After three-year-old Serena Campione and her one-year old sister Sophia were found dead in a Barrie apartment in October 2006, their mother was charged with two counts of first-degree murder. The deaths took place in the midst of acrimonious divorce proceedings and allegations of domestic assault against the girls’ father, Leonardo Campione. The girls’ mother had reportedly been hospitalized three times in the previous year for psychiatric problems, and the girls had been cared for by their paternal grandparents. After the tragic death of his daughters, Mr. Campione complained to the Ombudsman that the CAS staff responsible for supervising his children while in their mother’s care were negligent. He did not understand how his estranged wife, who had displayed such difficulty in caring for the children, could have been allowed custody. The Ombudsman is powerless to investigate his allegations, and the Child and Family Services Review Board does not have the power to investigate the actions of the CAS. Nor does it have the power to review systemic issues such as what process the society has in place to deal with placement and supervision of children when a parent has suffered acute psychiatric problems. These issues could potentially be examined by the Ontario coroner’s pediatric death review committee or a coroner’s inquest, given that the children are dead. However, there is no opportunity for independent investigative oversight to address errors of the kind alleged before they become fatal.

On April 5, 2006, MPP Andrea Horwath introduced a private member’s bill, Bill 88, the Ombudsman Amendment Act (Children’s Aid Societies), 2006, proposing that the Ombudsman be given authority to investigate the conduct of children’s aid societies. The bill died when the House was prorogued on June 5, 2007.
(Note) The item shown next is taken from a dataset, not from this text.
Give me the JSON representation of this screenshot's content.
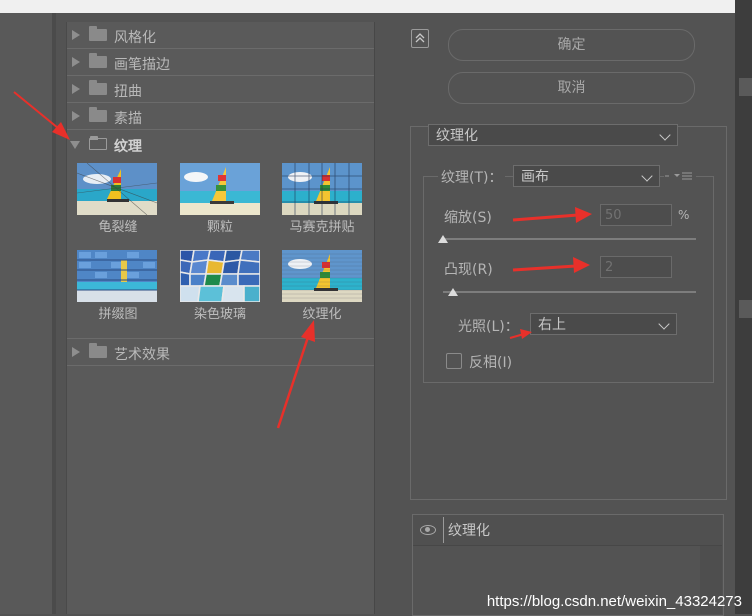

ANOTHER MISSED OPPORTUNITY

“Despite all the government rhetoric that ‘children are our future,’ we in Ontario are choosing to rid ourselves of hundreds of these serious allegations every year by taking a trip to the dumpster and looking the other way.”
– OMBUDSMAN’S SUBMISSION ON BILL 165

On April 24, 2007, the Ombudsman made a submission to the Standing Committee on Justice Policy regarding Bill 165, the Provincial Advocate for Children and Youth Act, 2007, which made the Provincial Advocate for Children and Youth an Officer of the Legislative Assembly. He noted that while a welcome voice for children, the Advocate, unlike an Ombudsman, would have no investigative powers. Citing the hundreds of complaints about CASs that must be turned away from the Ombudsman’s Office every year, he repeated his call to be allowed to investigate children’s aid societies. Two members of the Committee moved that the Ombudsman’s authority be extended in this way, but were ruled out of order. The bill was passed and given Royal Assent on June 4, 2007.